Face2Emoji(classifying facial emotions using pretrained networks).

Description

This app tries demonstrated how a pretrained convolutional network can be retrained for classifying facial emotions in real time and how to integrate it to one's application.

The main goal of this project is to translate human emotions into a digital format. A pretrained xception model was used in this project where the last dense layers were removed and replaced by a custom layer for our prediction task. The Xception model was used because of its lower model size as opposed to VGG net but far better acuracy



Why Xception:

I originally heard about the xception model in this video by sentdex where he develops an AI system for a self driving car in the game gta5. Right from thr start i was sold on the model due to 2 reasons:

  • Smaller model size than inception v3
  • Far better acuracy than inception and other models with almost the same number of parameters.



The Dataset:

I decided to do this project when i was building a gesture recognition system but wasnt willing to use a large video dataset (cuz not a powerful gpu :P). The dataset i used for this task was the ck dataset which consists of 486 sequences of images from 96 people which created a total of 1000 images in total belonging to 8 emotions in total :
Anger, Disgust, Fear, Happy, Sadness, Surprise, Neutral and Contempt.



Training process:

The model was trained in keras with data augmentation for zoom and horizontal flipping and vertical rotation. The model was trained for about 1000 epochs using sgd optimizer and learning rate decay. In the end the model was stopped at training acuracy of about : 0.89 and validation acuracy of about: 0.60 which can be explained by 2 factors :

  • shortage of total number of training and validation samples
  • redundancy in the data, since the data was a sequence of change of emotions on different subjects, the last 3 images for every emotion were considered to be belonging to that class and the first 2 images were considered to be of neutral category, so there wasn't a lot of variation in the images.

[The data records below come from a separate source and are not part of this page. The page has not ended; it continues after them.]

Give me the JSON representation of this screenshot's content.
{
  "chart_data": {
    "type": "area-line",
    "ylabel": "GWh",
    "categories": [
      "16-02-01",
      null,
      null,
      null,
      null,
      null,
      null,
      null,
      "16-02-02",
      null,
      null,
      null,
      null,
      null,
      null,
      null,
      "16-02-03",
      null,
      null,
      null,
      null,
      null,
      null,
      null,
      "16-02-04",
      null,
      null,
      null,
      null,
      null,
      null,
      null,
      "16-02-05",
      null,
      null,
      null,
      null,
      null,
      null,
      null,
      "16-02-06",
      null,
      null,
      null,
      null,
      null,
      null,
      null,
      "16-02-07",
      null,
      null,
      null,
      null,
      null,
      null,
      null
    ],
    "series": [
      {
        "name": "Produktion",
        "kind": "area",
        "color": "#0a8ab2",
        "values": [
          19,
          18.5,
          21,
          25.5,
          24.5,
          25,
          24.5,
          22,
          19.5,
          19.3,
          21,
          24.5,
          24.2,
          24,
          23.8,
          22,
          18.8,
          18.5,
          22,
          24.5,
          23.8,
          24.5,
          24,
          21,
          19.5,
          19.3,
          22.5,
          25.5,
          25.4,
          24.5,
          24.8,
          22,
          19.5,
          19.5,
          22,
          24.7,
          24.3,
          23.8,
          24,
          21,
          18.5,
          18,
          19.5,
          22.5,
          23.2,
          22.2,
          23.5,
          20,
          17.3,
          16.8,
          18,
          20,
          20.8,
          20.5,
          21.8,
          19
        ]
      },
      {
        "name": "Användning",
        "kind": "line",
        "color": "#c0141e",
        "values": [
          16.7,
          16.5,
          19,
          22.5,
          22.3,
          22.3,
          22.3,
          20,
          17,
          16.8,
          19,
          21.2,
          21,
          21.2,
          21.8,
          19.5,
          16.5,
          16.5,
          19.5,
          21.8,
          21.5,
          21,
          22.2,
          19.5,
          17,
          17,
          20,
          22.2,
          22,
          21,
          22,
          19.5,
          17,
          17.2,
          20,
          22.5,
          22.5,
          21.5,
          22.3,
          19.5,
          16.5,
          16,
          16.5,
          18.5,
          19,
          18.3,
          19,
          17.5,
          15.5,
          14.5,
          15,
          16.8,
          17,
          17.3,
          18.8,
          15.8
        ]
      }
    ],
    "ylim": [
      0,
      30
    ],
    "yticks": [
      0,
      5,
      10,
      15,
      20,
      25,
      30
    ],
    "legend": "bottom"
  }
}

In addition to training i wrote a small script which generated real time detection using the webcam of the laptop and even though acuracy wasnt that high while training, the predictions were pretty acurate most of the time.
I thought of implementing a tensorflow js implementation for detection in the browser itself, but currently steered clear of that due to large size of the model (small, comparitively to other models) and not wanting a proper server to store and host the model just for one project.